Ces moisissures trouvent dans les épices moulues un terreau idéal pour leur développement. Poudre riche en nutriments, présence fréquente d’humidité introduite accidentellement, et abondance d’oxygène lorsque les contenants restent à moitié remplis. C’est précisément cette humidité, souvent apportée en versant directement les épices au-dessus des casseroles fumantes, qui permet aux spores de moisissures de proliférer et d’agglomérer la poudre en blocs compacts. Ces masses que l’on retrouve dans les vieux pots sont souvent la preuve d’une contamination fongique.
La réglementation européenne autorise un pourcentage de 5% de contaminants dans les épices en poudre. Mais dans les marchés d’été, ce taux n’est pas toujours respecté et très compliqué à contrôler. Christophe Mercier, microbiologiste et hygiéniste, explique: «Les épices sont en vrac, à l’air libre, avec les acheteurs et les vendeurs qui postillonnent dessus, ceux qui les sentent, ceux qui les touchent, les insectes qui s’y posent, ceux qui y meurent. C’est un bel ensemble non hygiénique.»
Les épices à consommer avec prudence
Dix épices communes sont dans le viseur des autorités de contrôle sanitaire. Ce sont celles qui ont présenté les plus hauts taux de contamination et qui sont sujettes au développement de toxines dangereuses pour la santé.

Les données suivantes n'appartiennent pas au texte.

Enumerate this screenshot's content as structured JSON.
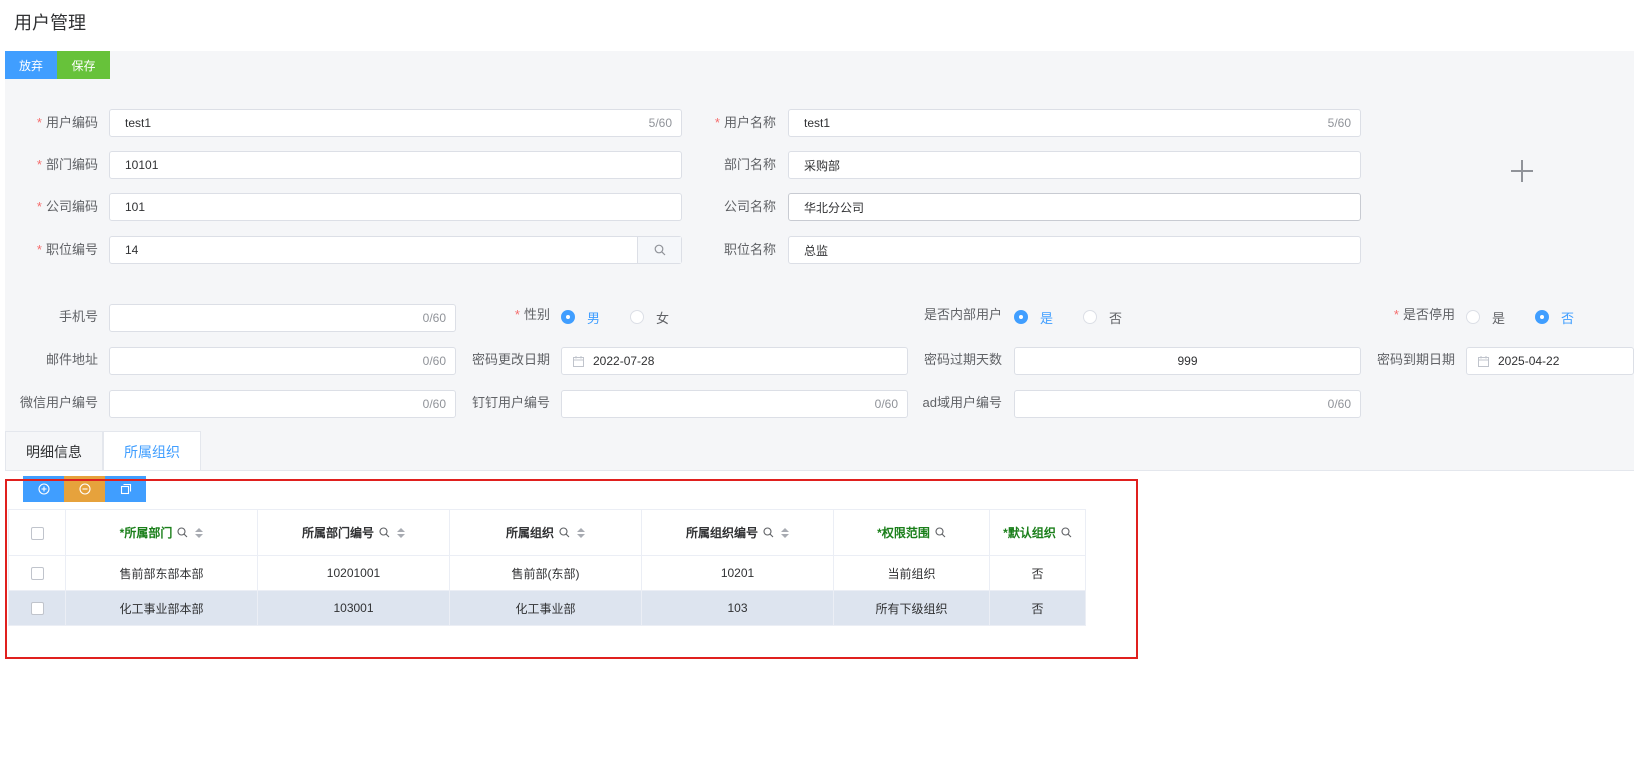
{
  "page_title": "用户管理",
  "toolbar": {
    "discard_label": "放弃",
    "save_label": "保存"
  },
  "form": {
    "user_code": {
      "label": "用户编码",
      "value": "test1",
      "count": "5/60"
    },
    "user_name": {
      "label": "用户名称",
      "value": "test1",
      "count": "5/60"
    },
    "dept_code": {
      "label": "部门编码",
      "value": "10101"
    },
    "dept_name": {
      "label": "部门名称",
      "value": "采购部"
    },
    "company_code": {
      "label": "公司编码",
      "value": "101"
    },
    "company_name": {
      "label": "公司名称",
      "value": "华北分公司"
    },
    "position_code": {
      "label": "职位编号",
      "value": "14"
    },
    "position_name": {
      "label": "职位名称",
      "value": "总监"
    },
    "mobile": {
      "label": "手机号",
      "value": "",
      "count": "0/60"
    },
    "gender": {
      "label": "性别",
      "options": [
        "男",
        "女"
      ],
      "selected": "男"
    },
    "internal_user": {
      "label": "是否内部用户",
      "options": [
        "是",
        "否"
      ],
      "selected": "是"
    },
    "disabled": {
      "label": "是否停用",
      "options": [
        "是",
        "否"
      ],
      "selected": "否"
    },
    "email": {
      "label": "邮件地址",
      "value": "",
      "count": "0/60"
    },
    "pwd_change_date": {
      "label": "密码更改日期",
      "value": "2022-07-28"
    },
    "pwd_expire_days": {
      "label": "密码过期天数",
      "value": "999"
    },
    "pwd_expire_date": {
      "label": "密码到期日期",
      "value": "2025-04-22"
    },
    "wechat_id": {
      "label": "微信用户编号",
      "value": "",
      "count": "0/60"
    },
    "dingtalk_id": {
      "label": "钉钉用户编号",
      "value": "",
      "count": "0/60"
    },
    "ad_id": {
      "label": "ad域用户编号",
      "value": "",
      "count": "0/60"
    }
  },
  "tabs": [
    "明细信息",
    "所属组织"
  ],
  "active_tab": "所属组织",
  "grid": {
    "columns": [
      "所属部门",
      "所属部门编号",
      "所属组织",
      "所属组织编号",
      "权限范围",
      "默认组织"
    ],
    "rows": [
      [
        "售前部东部本部",
        "10201001",
        "售前部(东部)",
        "10201",
        "当前组织",
        "否"
      ],
      [
        "化工事业部本部",
        "103001",
        "化工事业部",
        "103",
        "所有下级组织",
        "否"
      ]
    ]
  },
  "colors": {
    "primary": "#409eff",
    "success": "#67c23a",
    "warning": "#e6a23c",
    "required": "#f56c6c",
    "highlight": "#e0201e",
    "green_header": "#1a7f1a"
  }
}
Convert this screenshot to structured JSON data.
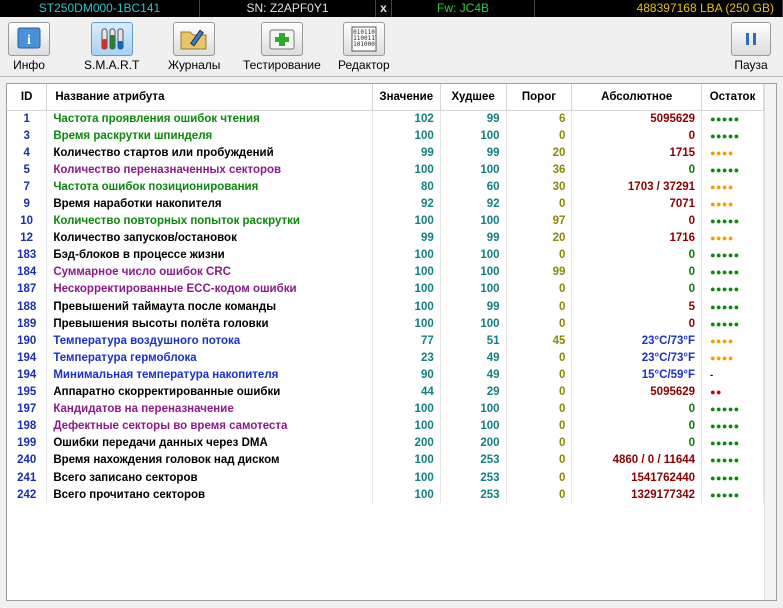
{
  "infobar": {
    "model": "ST250DM000-1BC141",
    "serial": "SN: Z2APF0Y1",
    "close": "x",
    "firmware": "Fw: JC4B",
    "capacity": "488397168 LBA (250 GB)"
  },
  "toolbar": {
    "info": "Инфо",
    "smart": "S.M.A.R.T",
    "logs": "Журналы",
    "testing": "Тестирование",
    "editor": "Редактор",
    "pause": "Пауза"
  },
  "table": {
    "headers": {
      "id": "ID",
      "name": "Название атрибута",
      "value": "Значение",
      "worst": "Худшее",
      "threshold": "Порог",
      "absolute": "Абсолютное",
      "remaining": "Остаток"
    },
    "rows": [
      {
        "id": "1",
        "name": "Частота проявления ошибок чтения",
        "value": "102",
        "worst": "99",
        "threshold": "6",
        "absolute": "5095629",
        "remaining": "●●●●●",
        "name_color": "green",
        "abs_color": "red",
        "dot_color": "green"
      },
      {
        "id": "3",
        "name": "Время раскрутки шпинделя",
        "value": "100",
        "worst": "100",
        "threshold": "0",
        "absolute": "0",
        "remaining": "●●●●●",
        "name_color": "green",
        "abs_color": "red",
        "dot_color": "green"
      },
      {
        "id": "4",
        "name": "Количество стартов или пробуждений",
        "value": "99",
        "worst": "99",
        "threshold": "20",
        "absolute": "1715",
        "remaining": "●●●●",
        "name_color": "black",
        "abs_color": "red",
        "dot_color": "orange"
      },
      {
        "id": "5",
        "name": "Количество переназначенных секторов",
        "value": "100",
        "worst": "100",
        "threshold": "36",
        "absolute": "0",
        "remaining": "●●●●●",
        "name_color": "purple",
        "abs_color": "green",
        "dot_color": "green"
      },
      {
        "id": "7",
        "name": "Частота ошибок позиционирования",
        "value": "80",
        "worst": "60",
        "threshold": "30",
        "absolute": "1703 / 37291",
        "remaining": "●●●●",
        "name_color": "green",
        "abs_color": "red",
        "dot_color": "orange"
      },
      {
        "id": "9",
        "name": "Время наработки накопителя",
        "value": "92",
        "worst": "92",
        "threshold": "0",
        "absolute": "7071",
        "remaining": "●●●●",
        "name_color": "black",
        "abs_color": "red",
        "dot_color": "orange"
      },
      {
        "id": "10",
        "name": "Количество повторных попыток раскрутки",
        "value": "100",
        "worst": "100",
        "threshold": "97",
        "absolute": "0",
        "remaining": "●●●●●",
        "name_color": "green",
        "abs_color": "red",
        "dot_color": "green"
      },
      {
        "id": "12",
        "name": "Количество запусков/остановок",
        "value": "99",
        "worst": "99",
        "threshold": "20",
        "absolute": "1716",
        "remaining": "●●●●",
        "name_color": "black",
        "abs_color": "red",
        "dot_color": "orange"
      },
      {
        "id": "183",
        "name": "Бэд-блоков в процессе жизни",
        "value": "100",
        "worst": "100",
        "threshold": "0",
        "absolute": "0",
        "remaining": "●●●●●",
        "name_color": "black",
        "abs_color": "green",
        "dot_color": "green"
      },
      {
        "id": "184",
        "name": "Суммарное число ошибок CRC",
        "value": "100",
        "worst": "100",
        "threshold": "99",
        "absolute": "0",
        "remaining": "●●●●●",
        "name_color": "purple",
        "abs_color": "green",
        "dot_color": "green"
      },
      {
        "id": "187",
        "name": "Нескорректированные ECC-кодом ошибки",
        "value": "100",
        "worst": "100",
        "threshold": "0",
        "absolute": "0",
        "remaining": "●●●●●",
        "name_color": "purple",
        "abs_color": "green",
        "dot_color": "green"
      },
      {
        "id": "188",
        "name": "Превышений таймаута после команды",
        "value": "100",
        "worst": "99",
        "threshold": "0",
        "absolute": "5",
        "remaining": "●●●●●",
        "name_color": "black",
        "abs_color": "red",
        "dot_color": "green"
      },
      {
        "id": "189",
        "name": "Превышения высоты полёта головки",
        "value": "100",
        "worst": "100",
        "threshold": "0",
        "absolute": "0",
        "remaining": "●●●●●",
        "name_color": "black",
        "abs_color": "red",
        "dot_color": "green"
      },
      {
        "id": "190",
        "name": "Температура воздушного потока",
        "value": "77",
        "worst": "51",
        "threshold": "45",
        "absolute": "23°C/73°F",
        "remaining": "●●●●",
        "name_color": "blue",
        "abs_color": "blue",
        "dot_color": "orange"
      },
      {
        "id": "194",
        "name": "Температура гермоблока",
        "value": "23",
        "worst": "49",
        "threshold": "0",
        "absolute": "23°C/73°F",
        "remaining": "●●●●",
        "name_color": "blue",
        "abs_color": "blue",
        "dot_color": "orange"
      },
      {
        "id": "194",
        "name": "Минимальная температура накопителя",
        "value": "90",
        "worst": "49",
        "threshold": "0",
        "absolute": "15°C/59°F",
        "remaining": "-",
        "name_color": "blue",
        "abs_color": "blue",
        "dot_color": "none"
      },
      {
        "id": "195",
        "name": "Аппаратно скорректированные ошибки",
        "value": "44",
        "worst": "29",
        "threshold": "0",
        "absolute": "5095629",
        "remaining": "●●",
        "name_color": "black",
        "abs_color": "red",
        "dot_color": "red"
      },
      {
        "id": "197",
        "name": "Кандидатов на переназначение",
        "value": "100",
        "worst": "100",
        "threshold": "0",
        "absolute": "0",
        "remaining": "●●●●●",
        "name_color": "purple",
        "abs_color": "green",
        "dot_color": "green"
      },
      {
        "id": "198",
        "name": "Дефектные секторы во время самотеста",
        "value": "100",
        "worst": "100",
        "threshold": "0",
        "absolute": "0",
        "remaining": "●●●●●",
        "name_color": "purple",
        "abs_color": "green",
        "dot_color": "green"
      },
      {
        "id": "199",
        "name": "Ошибки передачи данных через DMA",
        "value": "200",
        "worst": "200",
        "threshold": "0",
        "absolute": "0",
        "remaining": "●●●●●",
        "name_color": "black",
        "abs_color": "green",
        "dot_color": "green"
      },
      {
        "id": "240",
        "name": "Время нахождения головок над диском",
        "value": "100",
        "worst": "253",
        "threshold": "0",
        "absolute": "4860 / 0 / 11644",
        "remaining": "●●●●●",
        "name_color": "black",
        "abs_color": "red",
        "dot_color": "green"
      },
      {
        "id": "241",
        "name": "Всего записано секторов",
        "value": "100",
        "worst": "253",
        "threshold": "0",
        "absolute": "1541762440",
        "remaining": "●●●●●",
        "name_color": "black",
        "abs_color": "red",
        "dot_color": "green"
      },
      {
        "id": "242",
        "name": "Всего прочитано секторов",
        "value": "100",
        "worst": "253",
        "threshold": "0",
        "absolute": "1329177342",
        "remaining": "●●●●●",
        "name_color": "black",
        "abs_color": "red",
        "dot_color": "green"
      }
    ]
  },
  "colors": {
    "name_green": "#0a8a0a",
    "name_purple": "#8b1a8b",
    "name_blue": "#1a2fd0",
    "abs_red": "#8b0000",
    "dot_green": "#0a8a0a",
    "dot_orange": "#f0a000",
    "dot_red": "#d00000",
    "value_teal": "#128080",
    "threshold_olive": "#8a8a00"
  }
}
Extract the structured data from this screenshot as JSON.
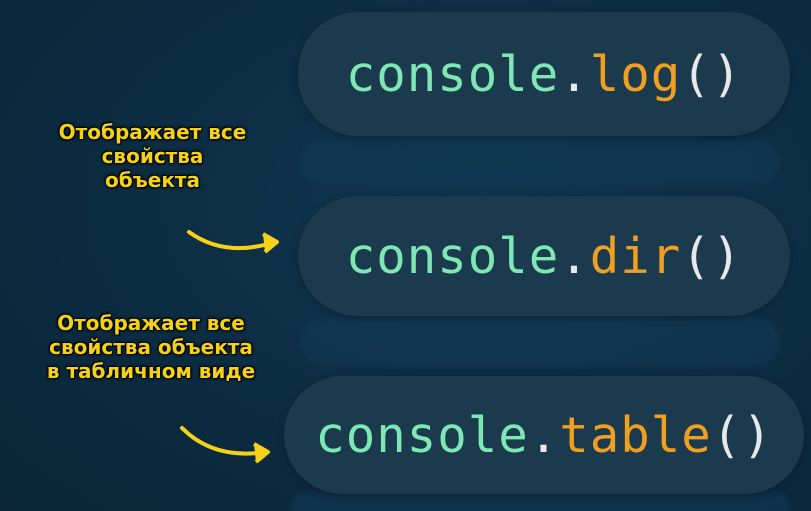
{
  "items": [
    {
      "object": "console",
      "dot": ".",
      "method": "log",
      "parens": "()"
    },
    {
      "object": "console",
      "dot": ".",
      "method": "dir",
      "parens": "()"
    },
    {
      "object": "console",
      "dot": ".",
      "method": "table",
      "parens": "()"
    }
  ],
  "annotations": {
    "dir_note": {
      "line1": "Отображает все",
      "line2": "свойства",
      "line3": "объекта"
    },
    "table_note": {
      "line1": "Отображает все",
      "line2": "свойства объекта",
      "line3": "в табличном виде"
    }
  },
  "colors": {
    "background": "#0c2b40",
    "pill": "#1c3a4e",
    "object_text": "#7ee8b4",
    "method_text": "#f0a020",
    "punctuation": "#e8e8e8",
    "annotation": "#f5d21a"
  }
}
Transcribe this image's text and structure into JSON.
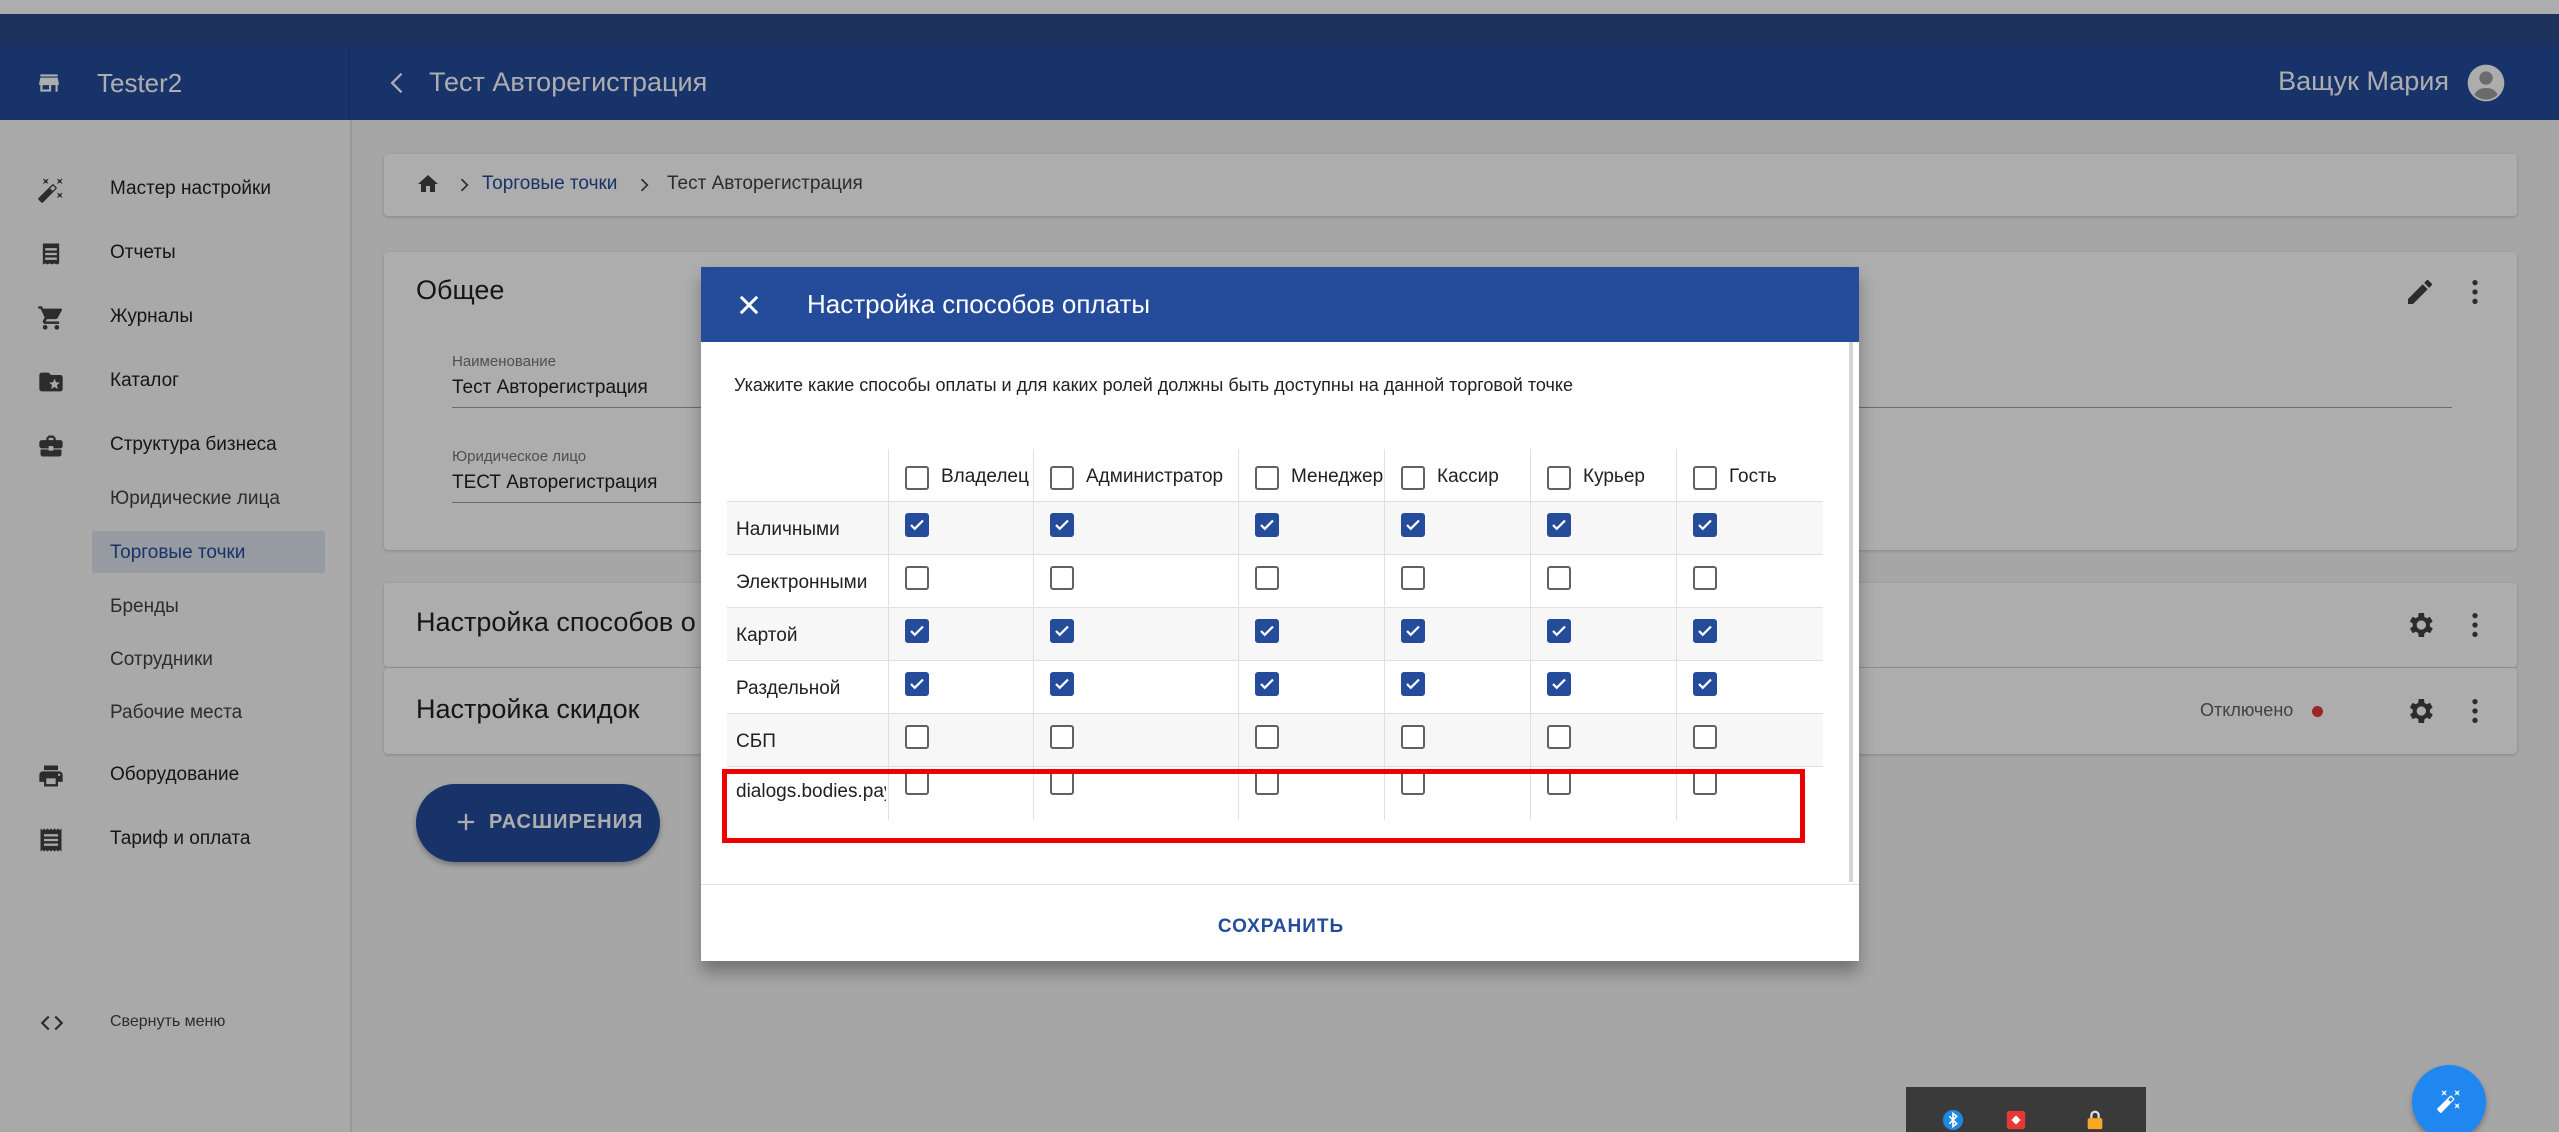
{
  "app": {
    "brand": "Tester2",
    "page_title": "Тест Авторегистрация",
    "user_name": "Ващук Мария"
  },
  "sidebar": {
    "items": [
      {
        "label": "Мастер настройки",
        "icon": "magic-wand-icon"
      },
      {
        "label": "Отчеты",
        "icon": "receipt-icon"
      },
      {
        "label": "Журналы",
        "icon": "cart-icon"
      },
      {
        "label": "Каталог",
        "icon": "folder-star-icon"
      },
      {
        "label": "Структура бизнеса",
        "icon": "briefcase-icon"
      },
      {
        "label": "Оборудование",
        "icon": "printer-icon"
      },
      {
        "label": "Тариф и оплата",
        "icon": "billing-icon"
      }
    ],
    "sub_items": [
      {
        "label": "Юридические лица"
      },
      {
        "label": "Торговые точки"
      },
      {
        "label": "Бренды"
      },
      {
        "label": "Сотрудники"
      },
      {
        "label": "Рабочие места"
      }
    ],
    "collapse_label": "Свернуть меню"
  },
  "breadcrumb": {
    "items": [
      "Торговые точки",
      "Тест Авторегистрация"
    ]
  },
  "general_card": {
    "title": "Общее",
    "name_label": "Наименование",
    "name_value": "Тест Авторегистрация",
    "legal_label": "Юридическое лицо",
    "legal_value": "ТЕСТ Авторегистрация"
  },
  "payment_card": {
    "title": "Настройка способов о"
  },
  "discount_card": {
    "title": "Настройка скидок",
    "status": "Отключено",
    "status_color": "#e53935"
  },
  "extensions_button": {
    "label": "РАСШИРЕНИЯ"
  },
  "dialog": {
    "title": "Настройка способов оплаты",
    "description": "Укажите какие способы оплаты и для каких ролей должны быть доступны на данной торговой точке",
    "roles": [
      "Владелец",
      "Администратор",
      "Менеджер",
      "Кассир",
      "Курьер",
      "Гость"
    ],
    "rows": [
      {
        "label": "Наличными",
        "values": [
          true,
          true,
          true,
          true,
          true,
          true
        ]
      },
      {
        "label": "Электронными",
        "values": [
          false,
          false,
          false,
          false,
          false,
          false
        ]
      },
      {
        "label": "Картой",
        "values": [
          true,
          true,
          true,
          true,
          true,
          true
        ]
      },
      {
        "label": "Раздельной",
        "values": [
          true,
          true,
          true,
          true,
          true,
          true
        ]
      },
      {
        "label": "СБП",
        "values": [
          false,
          false,
          false,
          false,
          false,
          false
        ]
      },
      {
        "label": "dialogs.bodies.pay",
        "values": [
          false,
          false,
          false,
          false,
          false,
          false
        ]
      }
    ],
    "save_label": "СОХРАНИТЬ"
  },
  "colors": {
    "primary": "#244c9b",
    "highlight": "#ee0000",
    "fab": "#2187f0"
  }
}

Le poivre arrive en tête: dans 96,3% des cas de contamination recensés, la salmonelle est présente. Viennent ensuite les poudres de piments, particulièrement sensibles au développement de l’aflatoxine. Dans 71% des alertes liées à ces produits, la contamination a conduit à un retrait de la vente.
On peut également citer différents mélanges de curry, le paprika, la noix de muscade, et surtout les herbes moulues comme le basilic, le persil ou la coriandre, qui se conservent très mal.
Par ailleurs, une majorité des alertes concernaient l’Inde (23,6%), le Brésil (8,7%), la Thaïlande (7,2%) et la Turquie (5,8%). Il est donc préférable d’opter pour des épices produites localement, afin de limiter les risques liés à des chaînes de production plus souples en matière d’hygiène, mais aussi de réduire le temps de transport et de stockage, deux facteurs majeurs de contamination.
Les bonnes pratiques à adopter
Comment éviter ce piège invisible? Christophe Mercier explique les habitudes à adopter: «Plusieurs règles simples permettent de préserver la sécurité alimentaire liée aux épices. La première consiste à privilégier l’achat d’épices entières, moins exposées au risque de contamination. Comme des grains de poivre non moulu, des bâtonnets de cannelle…» Contrairement aux poudres, les épices entières conservent mieux leurs qualités aromatiques et sont nettement moins vulnérables aux moisissures. Une fois moulues à la demande, elles conservent fraîcheur et sécurité.
Ensuite, selon l’hygiéniste, il est primordial de respecter scrupuleusement les conditions de stockage: «Contenants hermétiques, à l’abri de la lumière, de la chaleur et surtout de l’humidité. Des bocaux en verre opaque ou en métal, rangés loin des zones chaudes comme les fours ou les cuisinières, permettent une conservation optimale.» La durée limite de consommation des épices moulues est bien plus courte qu’on ne l’imagine. Il faut s’en débarrer endéans six à douze mois après ouverture. Les épices entières, quant à elles, peuvent se conserver deux à trois ans dans les mêmes conditions rigoureuses.
Autre réflexe essentiel, ne jamais verser directement les épices au-dessus d’un plat chaud dégageant de la vapeur d’eau. L’hygiéniste conseille d’utiliser plutôt une cuillère sèche pour éviter d’introduire de l’humidité dans le flacon. Enfin, si les épices présentent des signes d’altération (agglomérations, odeur étrange, couleur modifiée), il est impératif de les jeter immédiatement.